I don't feel as dumb as 2008 when I saw "mortgages are going to adjust and these people won't be able to pay them" didn't result in me connecting the dots and shorting bank stocks. It's simple to understand "massive defaults bad, also drives down home prices at which point more defaults occur"
"Wow, the banks lent out a lot of money at super low interest rates and someone had to be buying all those 1% treasuries" - the dots are there but less easy to connect, the first glance is "welp, you locked in a bad rate, but hey only 10 years to maturity on those T-bills!" but the reality is that marked to market, the banks have zero flexibility because they can't sell the assets, they have to hold to maturity or they can't meet deposits.
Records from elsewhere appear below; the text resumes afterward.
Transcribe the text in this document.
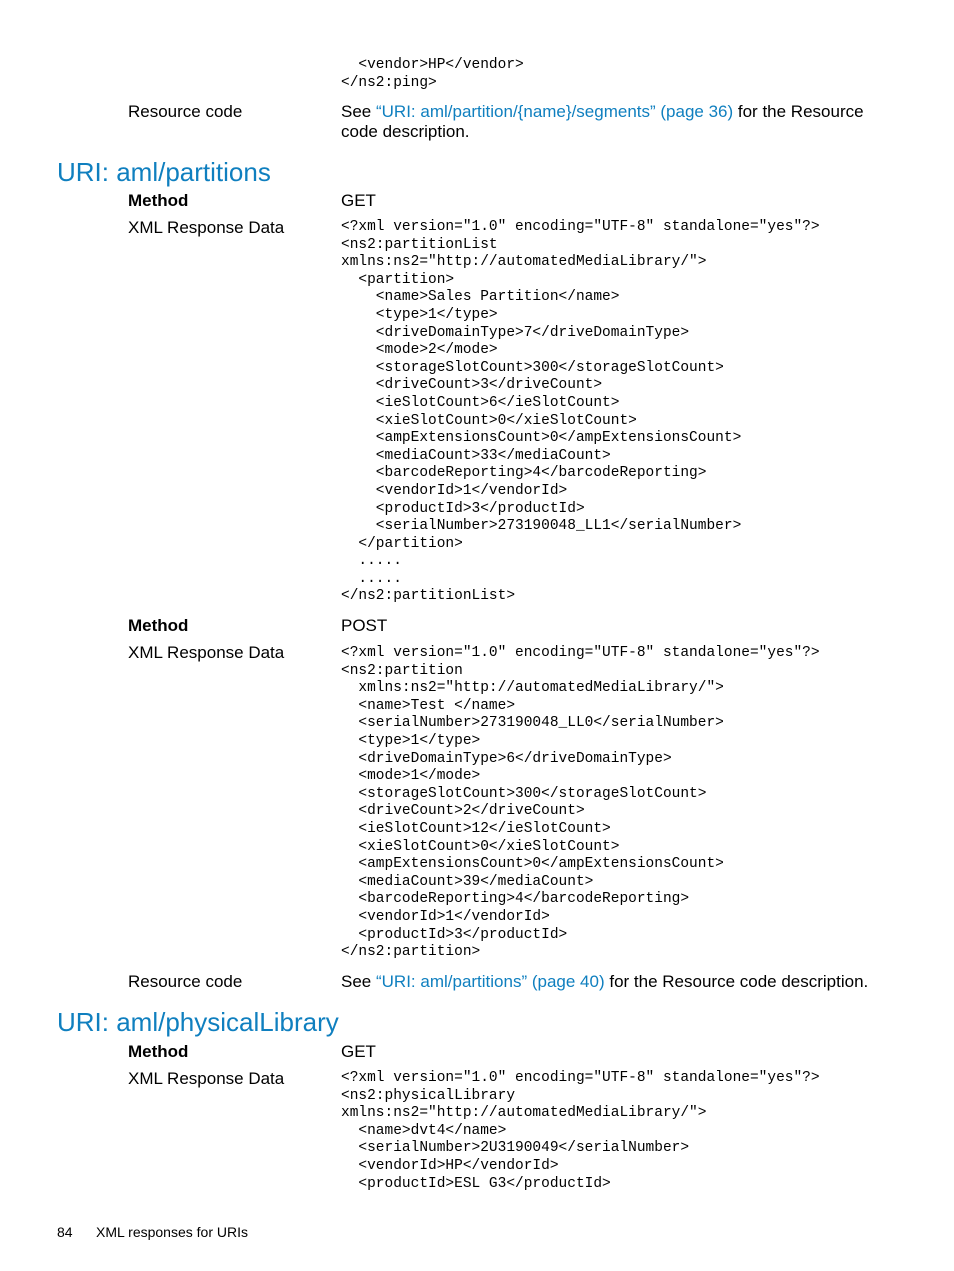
<vendor>HP</vendor>
</ns2:ping>
Resource code	See “URI: aml/partition/{name}/segments” (page 36) for the Resource code description.
URI: aml/partitions
Method	GET
XML Response Data	<?xml version="1.0" encoding="UTF-8" standalone="yes"?>
<ns2:partitionList
xmlns:ns2="http://automatedMediaLibrary/">
<partition>
<name>Sales Partition</name>
<type>1</type>
<driveDomainType>7</driveDomainType>
<mode>2</mode>
<storageSlotCount>300</storageSlotCount>
<driveCount>3</driveCount>
<ieSlotCount>6</ieSlotCount>
<xieSlotCount>0</xieSlotCount>
<ampExtensionsCount>0</ampExtensionsCount>
<mediaCount>33</mediaCount>
<barcodeReporting>4</barcodeReporting>
<vendorId>1</vendorId>
<productId>3</productId>
<serialNumber>273190048_LL1</serialNumber>
</partition>
.....
.....
</ns2:partitionList>
Method	POST
XML Response Data	<?xml version="1.0" encoding="UTF-8" standalone="yes"?>
<ns2:partition
xmlns:ns2="http://automatedMediaLibrary/">
<name>Test </name>
<serialNumber>273190048_LL0</serialNumber>
<type>1</type>
<driveDomainType>6</driveDomainType>
<mode>1</mode>
<storageSlotCount>300</storageSlotCount>
<driveCount>2</driveCount>
<ieSlotCount>12</ieSlotCount>
<xieSlotCount>0</xieSlotCount>
<ampExtensionsCount>0</ampExtensionsCount>
<mediaCount>39</mediaCount>
<barcodeReporting>4</barcodeReporting>
<vendorId>1</vendorId>
<productId>3</productId>
</ns2:partition>
Resource code	See “URI: aml/partitions” (page 40) for the Resource code description.
URI: aml/physicalLibrary
Method	GET
XML Response Data	<?xml version="1.0" encoding="UTF-8" standalone="yes"?>
<ns2:physicalLibrary
xmlns:ns2="http://automatedMediaLibrary/">
<name>dvt4</name>
<serialNumber>2U3190049</serialNumber>
<vendorId>HP</vendorId>
<productId>ESL G3</productId>
84 XML responses for URIs
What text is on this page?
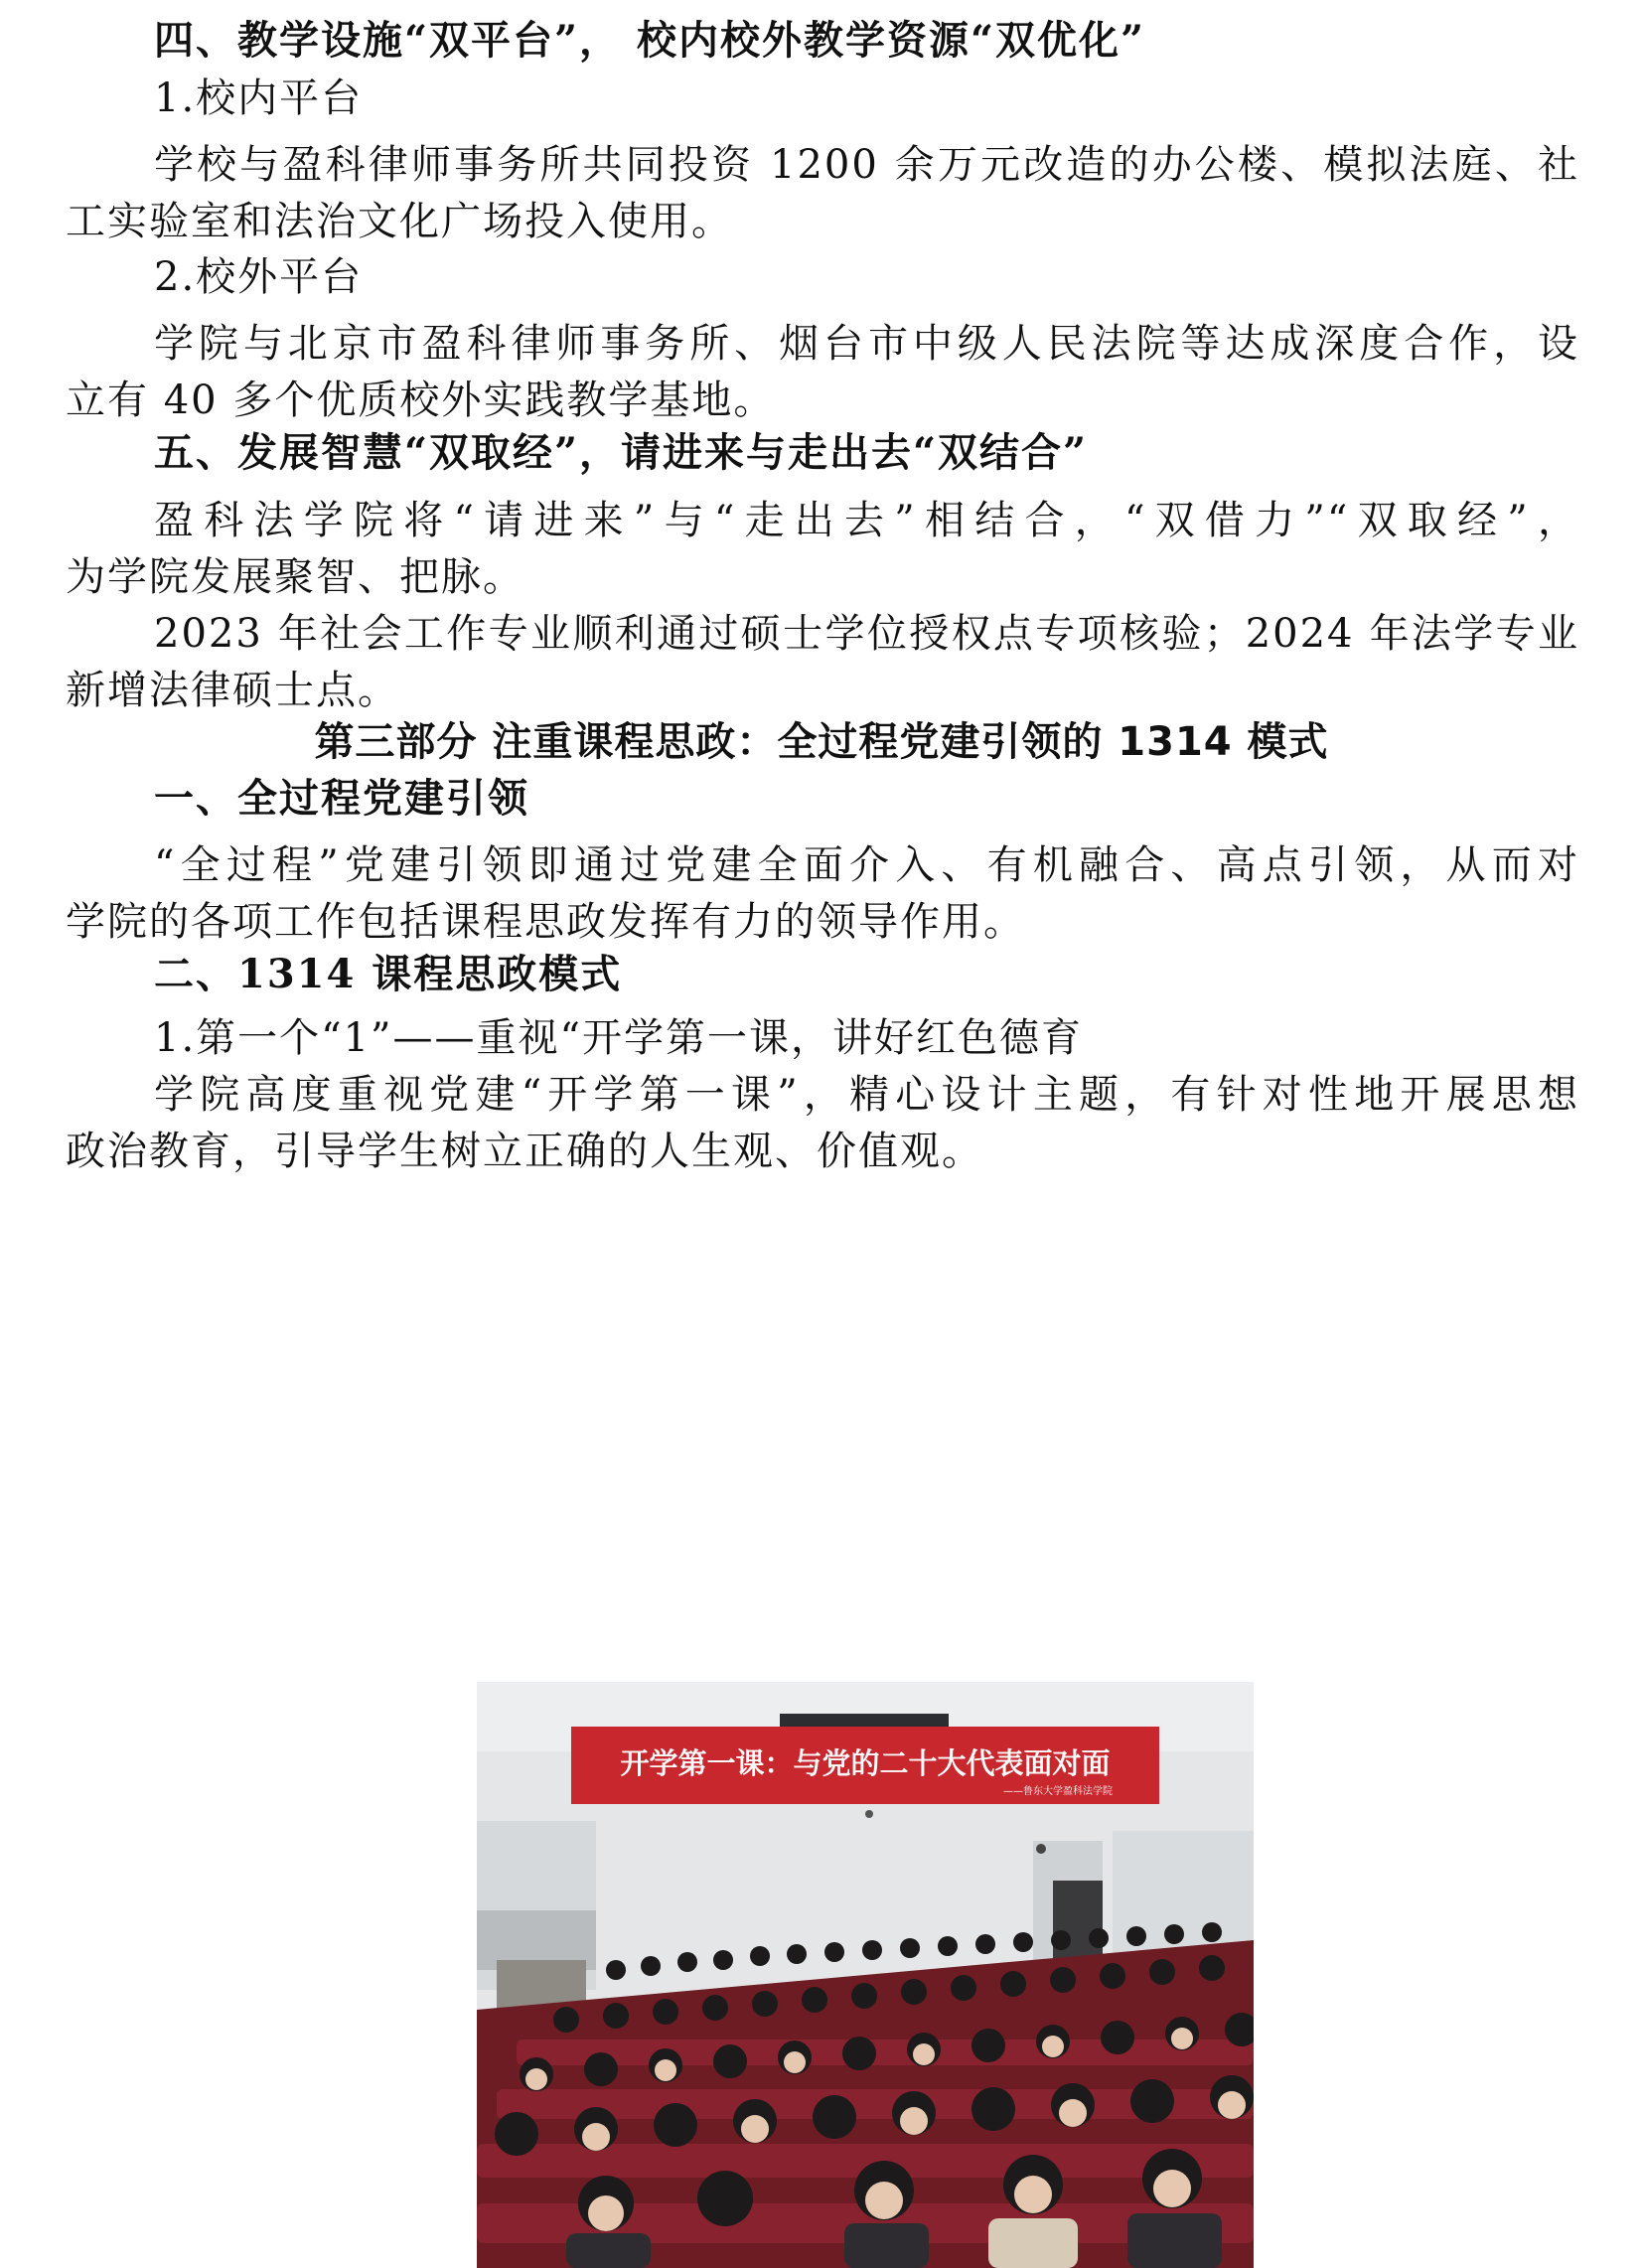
四、教学设施“双平台”， 校内校外教学资源“双优化”
1.校内平台
学校与盈科律师事务所共同投资 1200 余万元改造的办公楼、模拟法庭、社
工实验室和法治文化广场投入使用。
2.校外平台
学院与北京市盈科律师事务所、烟台市中级人民法院等达成深度合作，设
立有 40 多个优质校外实践教学基地。
五、发展智慧“双取经”，请进来与走出去“双结合”
盈科法学院将“请进来”与“走出去”相结合，“双借力”“双取经”，
为学院发展聚智、把脉。
2023 年社会工作专业顺利通过硕士学位授权点专项核验；2024 年法学专业
新增法律硕士点。
第三部分 注重课程思政：全过程党建引领的 1314 模式
一、全过程党建引领
“全过程”党建引领即通过党建全面介入、有机融合、高点引领，从而对
学院的各项工作包括课程思政发挥有力的领导作用。
二、1314 课程思政模式
1.第一个“1”——重视“开学第一课，讲好红色德育
学院高度重视党建“开学第一课”，精心设计主题，有针对性地开展思想
政治教育，引导学生树立正确的人生观、价值观。
开学第一课：与党的二十大代表面对面
——鲁东大学盈科法学院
And how can the banks attract any deposits now? If the 2 year treasury is yielding 4%, then to compete, the banks need to offer the same amount, but they have huge amounts of 1-3% yielding debt in their portfolio. If they don't offer 3-4% on CD's, people will pull their money even if they aren't afraid of bank liquidity, just to find more attractive yields. It was such an obvious problem, but think the ship has sailed on shorting the banks.
I just saw a CNN clip of some startup founder who "got their money out of SVB". But then what the hell do you do with it? Put it into another bank? That has the same exact issues with their balance sheet but is just has more liquidity based on sheer size? Take delivery of dollar bills and put it in your mattress? Crypto? (no - not crypto, please)
Does feel like interest rates and yields have to drop now - if the banks start to wobble, the place to put your money is in treasuries. The risk is if rates go further up, you are stuck HTM just like the banks so you aren't liquid, but it feels like rates have to come down. Do you buy straight treasuries (not as simple) or a bond fund?
Awaiting our finance ninja Q97 to weigh in.